Firms, trade group helped fund GOP legislators’ retreat


When Republican state legislators decided last month that they needed to escape Sacramento and kick back in a more relaxed environment to hash out issues, they headed for a luxury beach resort in Santa Barbara.

Such sojourns don’t come cheap, so oil and tobacco firms and other companies that are pressing an agenda in the Capitol funneled $120,000 to a group that picked up much of the tab. About 25 Republican senators and Assembly members and a dozen aides attended the retreat at Fess Parker’s Doubletree Resort.

The three-day event featured a budget briefing and included a tour of the nearby Ronald Reagan ranch, gift bags worth up to $299 each, gourmet meals and a cocktail reception where lawmakers mingled with a dozen lobbyists.

Senate Republican leader Dennis Hollingsworth of Murrieta solicited the $120,000 from 11 trade groups and businesses including Anthem Blue Cross, tobacco company Altria and oil firms Chevron and Plains Exploration & Production. Another contributor was the Pechanga Band of Luiseño Indians, which operates a casino in Temecula under a compact with the state.

The donations were made through a nonprofit called the Council for Legislative Excellence, which is headed by the wife of a legislative aide, according to the organization’s most recent tax filing.

Legislators said the financial arrangement allowed the retreat to be held without cost to the state. But it drew objections from Kathay Feng, executive director of California Common Cause, who likened it to “money laundering.” The contributions amounted to “buying access by interested parties through a third-party conduit,” Feng said.

Hollingsworth did not return calls from The Times, and his representatives declined to say what the retreat cost. But his spokesman Hector Barajas said he believes some money was left over and would be applied toward future events. Barajas also noted that leaders from both parties, including the governor, do similar fundraising.

“There is a firewall between legislation and money raised for various events,” he said.

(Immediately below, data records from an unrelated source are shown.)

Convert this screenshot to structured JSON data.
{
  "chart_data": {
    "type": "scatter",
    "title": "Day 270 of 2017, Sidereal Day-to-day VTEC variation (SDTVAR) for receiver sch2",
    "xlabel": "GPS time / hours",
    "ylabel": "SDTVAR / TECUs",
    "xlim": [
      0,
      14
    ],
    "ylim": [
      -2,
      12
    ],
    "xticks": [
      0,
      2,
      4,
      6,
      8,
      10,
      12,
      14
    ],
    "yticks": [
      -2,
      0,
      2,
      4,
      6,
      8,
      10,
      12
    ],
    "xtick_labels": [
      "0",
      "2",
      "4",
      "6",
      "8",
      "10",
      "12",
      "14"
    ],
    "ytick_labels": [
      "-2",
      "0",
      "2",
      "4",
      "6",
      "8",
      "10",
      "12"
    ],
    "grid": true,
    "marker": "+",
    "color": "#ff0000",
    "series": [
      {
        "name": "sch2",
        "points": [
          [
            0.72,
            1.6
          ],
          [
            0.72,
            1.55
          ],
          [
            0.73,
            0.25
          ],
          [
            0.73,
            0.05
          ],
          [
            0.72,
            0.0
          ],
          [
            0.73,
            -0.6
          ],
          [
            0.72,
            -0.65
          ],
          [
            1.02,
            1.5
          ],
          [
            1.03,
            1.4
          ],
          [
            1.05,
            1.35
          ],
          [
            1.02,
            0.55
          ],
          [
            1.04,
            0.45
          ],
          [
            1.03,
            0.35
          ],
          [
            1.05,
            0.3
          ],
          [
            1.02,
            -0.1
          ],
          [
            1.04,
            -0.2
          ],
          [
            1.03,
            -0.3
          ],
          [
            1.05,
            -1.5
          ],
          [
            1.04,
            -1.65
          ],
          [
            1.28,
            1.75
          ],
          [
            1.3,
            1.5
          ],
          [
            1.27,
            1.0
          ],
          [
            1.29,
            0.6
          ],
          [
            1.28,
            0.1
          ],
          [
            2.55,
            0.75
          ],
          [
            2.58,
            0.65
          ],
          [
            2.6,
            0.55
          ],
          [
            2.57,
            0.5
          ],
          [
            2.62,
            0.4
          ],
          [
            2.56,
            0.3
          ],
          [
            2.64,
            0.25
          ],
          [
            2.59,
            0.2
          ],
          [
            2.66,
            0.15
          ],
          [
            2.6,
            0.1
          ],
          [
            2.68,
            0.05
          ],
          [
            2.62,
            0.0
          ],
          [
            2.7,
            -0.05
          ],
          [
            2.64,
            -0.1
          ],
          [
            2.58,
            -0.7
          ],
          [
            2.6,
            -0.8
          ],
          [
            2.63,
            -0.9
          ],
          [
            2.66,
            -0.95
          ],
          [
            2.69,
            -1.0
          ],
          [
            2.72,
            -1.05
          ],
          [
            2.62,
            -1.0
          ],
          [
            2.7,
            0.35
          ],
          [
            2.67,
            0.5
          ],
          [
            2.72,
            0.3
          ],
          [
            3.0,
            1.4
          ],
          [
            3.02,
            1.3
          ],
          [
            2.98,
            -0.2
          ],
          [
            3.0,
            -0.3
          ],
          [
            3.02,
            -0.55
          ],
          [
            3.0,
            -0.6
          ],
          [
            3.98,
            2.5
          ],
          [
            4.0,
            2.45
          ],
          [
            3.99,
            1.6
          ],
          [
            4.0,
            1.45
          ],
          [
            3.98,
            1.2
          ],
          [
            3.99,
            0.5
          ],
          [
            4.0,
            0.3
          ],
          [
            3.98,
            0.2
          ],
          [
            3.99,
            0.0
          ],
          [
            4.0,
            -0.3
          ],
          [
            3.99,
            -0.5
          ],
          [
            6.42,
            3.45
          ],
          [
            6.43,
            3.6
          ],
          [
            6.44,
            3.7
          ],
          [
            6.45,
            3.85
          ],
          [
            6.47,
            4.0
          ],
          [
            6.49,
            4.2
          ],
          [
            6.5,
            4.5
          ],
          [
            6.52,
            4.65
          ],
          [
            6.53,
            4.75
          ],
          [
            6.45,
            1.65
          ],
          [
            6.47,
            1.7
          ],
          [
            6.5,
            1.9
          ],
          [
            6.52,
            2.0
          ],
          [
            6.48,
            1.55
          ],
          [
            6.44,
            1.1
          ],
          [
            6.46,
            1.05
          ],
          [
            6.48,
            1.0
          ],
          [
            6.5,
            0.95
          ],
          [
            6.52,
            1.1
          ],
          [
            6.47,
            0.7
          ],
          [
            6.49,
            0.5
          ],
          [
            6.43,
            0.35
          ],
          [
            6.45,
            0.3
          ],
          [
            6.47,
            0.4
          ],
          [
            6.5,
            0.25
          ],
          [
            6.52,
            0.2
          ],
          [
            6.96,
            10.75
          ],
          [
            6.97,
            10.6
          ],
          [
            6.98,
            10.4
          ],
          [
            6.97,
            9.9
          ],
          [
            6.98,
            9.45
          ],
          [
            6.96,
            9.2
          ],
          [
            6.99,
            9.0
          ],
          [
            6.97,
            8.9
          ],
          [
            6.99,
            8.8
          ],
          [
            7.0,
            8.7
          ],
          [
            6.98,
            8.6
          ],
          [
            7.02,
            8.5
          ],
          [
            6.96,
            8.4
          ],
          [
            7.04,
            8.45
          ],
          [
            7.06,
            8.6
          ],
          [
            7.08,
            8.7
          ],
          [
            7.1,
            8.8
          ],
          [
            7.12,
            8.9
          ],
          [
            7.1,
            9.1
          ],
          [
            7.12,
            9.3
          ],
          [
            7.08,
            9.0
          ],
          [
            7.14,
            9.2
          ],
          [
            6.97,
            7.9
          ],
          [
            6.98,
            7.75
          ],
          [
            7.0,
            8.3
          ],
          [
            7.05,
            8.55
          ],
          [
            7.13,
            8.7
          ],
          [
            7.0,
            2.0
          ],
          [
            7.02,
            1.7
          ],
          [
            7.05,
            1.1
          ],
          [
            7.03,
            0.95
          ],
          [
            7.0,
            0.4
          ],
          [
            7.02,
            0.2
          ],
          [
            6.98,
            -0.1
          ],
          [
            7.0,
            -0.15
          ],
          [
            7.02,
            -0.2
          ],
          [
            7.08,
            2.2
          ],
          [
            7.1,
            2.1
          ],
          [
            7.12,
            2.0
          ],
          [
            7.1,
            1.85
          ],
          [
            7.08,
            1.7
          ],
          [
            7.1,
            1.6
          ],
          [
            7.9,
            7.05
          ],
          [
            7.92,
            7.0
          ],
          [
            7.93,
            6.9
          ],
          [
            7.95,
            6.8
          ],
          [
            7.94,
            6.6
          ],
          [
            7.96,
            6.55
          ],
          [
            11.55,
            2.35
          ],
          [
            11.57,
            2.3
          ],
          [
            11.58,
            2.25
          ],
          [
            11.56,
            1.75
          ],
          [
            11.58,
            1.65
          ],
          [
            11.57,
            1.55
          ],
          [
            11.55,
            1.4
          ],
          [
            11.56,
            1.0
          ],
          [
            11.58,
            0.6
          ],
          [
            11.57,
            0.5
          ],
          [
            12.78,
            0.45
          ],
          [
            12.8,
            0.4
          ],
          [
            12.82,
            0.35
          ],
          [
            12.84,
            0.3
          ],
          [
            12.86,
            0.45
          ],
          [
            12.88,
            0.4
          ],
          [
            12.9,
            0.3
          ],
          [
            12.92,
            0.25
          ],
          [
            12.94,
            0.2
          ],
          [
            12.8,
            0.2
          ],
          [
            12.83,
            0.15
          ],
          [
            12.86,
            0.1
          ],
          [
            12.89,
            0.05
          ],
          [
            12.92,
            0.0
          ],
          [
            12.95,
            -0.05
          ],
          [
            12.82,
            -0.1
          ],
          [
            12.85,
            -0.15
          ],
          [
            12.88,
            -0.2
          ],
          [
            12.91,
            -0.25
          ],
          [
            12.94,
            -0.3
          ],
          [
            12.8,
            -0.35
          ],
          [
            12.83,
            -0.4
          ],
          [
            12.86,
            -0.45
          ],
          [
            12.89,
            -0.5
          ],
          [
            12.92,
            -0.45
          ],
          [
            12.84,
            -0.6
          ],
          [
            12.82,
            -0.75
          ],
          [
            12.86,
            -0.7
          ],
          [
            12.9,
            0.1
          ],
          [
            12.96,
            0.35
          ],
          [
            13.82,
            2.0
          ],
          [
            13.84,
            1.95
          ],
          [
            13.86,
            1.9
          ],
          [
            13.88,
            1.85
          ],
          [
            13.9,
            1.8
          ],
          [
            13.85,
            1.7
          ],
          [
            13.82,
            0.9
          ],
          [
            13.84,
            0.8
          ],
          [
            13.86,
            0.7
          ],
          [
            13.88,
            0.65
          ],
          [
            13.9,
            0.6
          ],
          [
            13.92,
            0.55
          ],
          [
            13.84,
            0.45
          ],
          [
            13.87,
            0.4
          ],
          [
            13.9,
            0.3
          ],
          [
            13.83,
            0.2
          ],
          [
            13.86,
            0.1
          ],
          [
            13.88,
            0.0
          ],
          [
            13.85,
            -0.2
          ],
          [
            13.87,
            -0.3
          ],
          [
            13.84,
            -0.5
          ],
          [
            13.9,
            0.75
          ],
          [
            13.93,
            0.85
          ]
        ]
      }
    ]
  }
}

Democratic lawmakers solicited $14,000 in 2008 to cover gourmet meals, rooms and cocktails for a retreat at a wine country hotel that 24 of them attended. The event included a reception that also drew eight Senate Republicans. The money came from the California Professional Firefighters, the Consumer Attorneys of California and the Northern California Carpenters Regional Council.

Barajas said most of the Republican lawmakers paid for their own hotel rooms in Santa Barbara, many from accounts made up of political contributions. The Council for Legislative Excellence helped rent meeting rooms and pay for meals and receptions, he said.

The council also gave those who attended the retreat a gift bag that included a $150 briefcase, cuff links for the men and charm bracelets for the women, one lawmaker said.

Some legislators said they did not know who footed the bill for the retreat and did not feel pressured by lobbyists who attended.

“I didn’t know who paid for it,” said state Sen. Tony Strickland (R-Thousand Oaks). The important thing, he said, is that all financial details be disclosed publicly, “and let the people decide what they think about it.”

Lawmakers said they expect a written account of the gifts so they can properly report the information.

Lobbyists who attended the reception included a representative of Chevron, according to company spokesman Sean Comey. Chevron and Altria were the biggest donors, giving $25,000 each to the council. Both actively lobby lawmakers on bills before the Legislature.

Altria has for years fought proposals to raise the state’s tobacco tax. The latest such proposal died last year in a legislative committee after Republicans voted against it.

Chevron and other oil companies have long battled a proposed oil-extraction tax. One such proposal was vetoed last year by Republican Gov. Arnold Schwarzenegger.

Asked why Chevron donated the money for the retreat, Comey said, “We wanted to attend the event and we made the contribution.” He added that the firm supports such conferences for legislators of both parties “to facilitate their ability to reinvigorate the economy.”

Plains Exploration would have been the major benefactor of a bill last year to open the door to more oil drilling in the Tranquillon Ridge field off the coast of Santa Barbara County. Fourteen of the 15 Republicans in the state Senate voted for the legislation. The bill failed, but the proposal is back in Schwarzenegger’s proposed budget for the next fiscal year.

The company sent a representative to the retreat “to get the message out on the Tranquillon Ridge project,” Plains Exploration spokesman Steve Rusch said.